Xiaolu Guo tried to overcome the problem of her latest novel coming across as a piece of journalism by setting the action around a UFO sighting in 2012.
It's an interesting idea, yet aside from the date and the unusual context, the story reads like journalism - albeit from the perspective of those people affected by the events depicted. UFO in Her Eyes tells of how the lives of the mainland's rural poor are being affected by the country's economic development.
A village head sells off land for commercial and residential property development. Farmers are forced to sell their land for unjustified building projects; those who refuse find their livestock and crops poisoned by industrial waste. A butcher closes shop because he can't afford to buy a fridge in accordance with new hygiene rules. A woman leaves her grandfather to fend for himself after she's offered a job in the city.
If these stories sound familiar, it's because they are.
Anyone who has watched the mainland's fortunes grow in recent years will know there is a human cost of its rampant expansion.

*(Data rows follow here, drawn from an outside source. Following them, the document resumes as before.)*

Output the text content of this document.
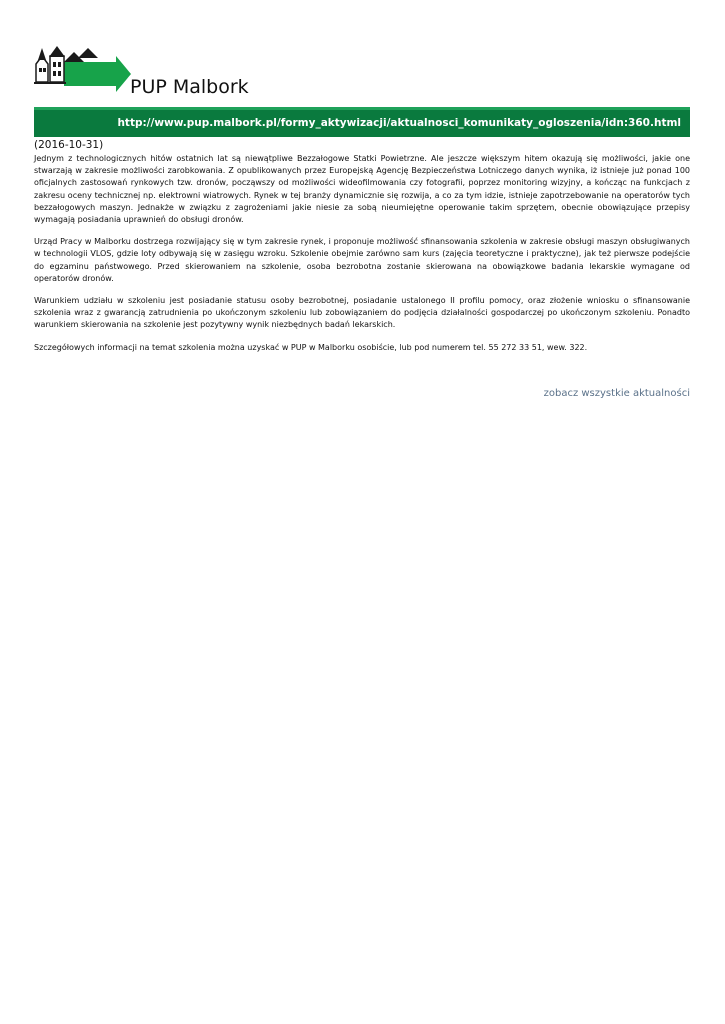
PUP Malbork
http://www.pup.malbork.pl/formy_aktywizacji/aktualnosci_komunikaty_ogloszenia/idn:360.html
(2016-10-31)

Jednym z technologicznych hitów ostatnich lat są niewątpliwe Bezzałogowe Statki Powietrzne. Ale jeszcze większym hitem okazują się możliwości, jakie one stwarzają w zakresie możliwości zarobkowania. Z opublikowanych przez Europejską Agencję Bezpieczeństwa Lotniczego danych wynika, iż istnieje już ponad 100 oficjalnych zastosowań rynkowych tzw. dronów, począwszy od możliwości wideofilmowania czy fotografii, poprzez monitoring wizyjny, a kończąc na funkcjach z zakresu oceny technicznej np. elektrowni wiatrowych. Rynek w tej branży dynamicznie się rozwija, a co za tym idzie, istnieje zapotrzebowanie na operatorów tych bezzałogowych maszyn. Jednakże w związku z zagrożeniami jakie niesie za sobą nieumiejętne operowanie takim sprzętem, obecnie obowiązujące przepisy wymagają posiadania uprawnień do obsługi dronów.

Urząd Pracy w Malborku dostrzega rozwijający się w tym zakresie rynek, i proponuje możliwość sfinansowania szkolenia w zakresie obsługi maszyn obsługiwanych w technologii VLOS, gdzie loty odbywają się w zasięgu wzroku. Szkolenie obejmie zarówno sam kurs (zajęcia teoretyczne i praktyczne), jak też pierwsze podejście do egzaminu państwowego. Przed skierowaniem na szkolenie, osoba bezrobotna zostanie skierowana na obowiązkowe badania lekarskie wymagane od operatorów dronów.

Warunkiem udziału w szkoleniu jest posiadanie statusu osoby bezrobotnej, posiadanie ustalonego II profilu pomocy, oraz złożenie wniosku o sfinansowanie szkolenia wraz z gwarancją zatrudnienia po ukończonym szkoleniu lub zobowiązaniem do podjęcia działalności gospodarczej po ukończonym szkoleniu. Ponadto warunkiem skierowania na szkolenie jest pozytywny wynik niezbędnych badań lekarskich.

Szczegółowych informacji na temat szkolenia można uzyskać w PUP w Malborku osobiście, lub pod numerem tel. 55 272 33 51, wew. 322.

zobacz wszystkie aktualności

Guo attempts to distinguish her novel by setting events in the near future and introducing an 'alien', who turns out to be a lost American hitchhiker who goes on his merry way after being fed by a villager.
Then we have the UFO, or as Guo says, a symbolic representation of US economic and political power. It is all told in the reports of two policemen from the National Security and Intelligence Agency's Hunan Bureau sent to investigate the UFO sighting, complete with transcripts of interviews and notes in the margin.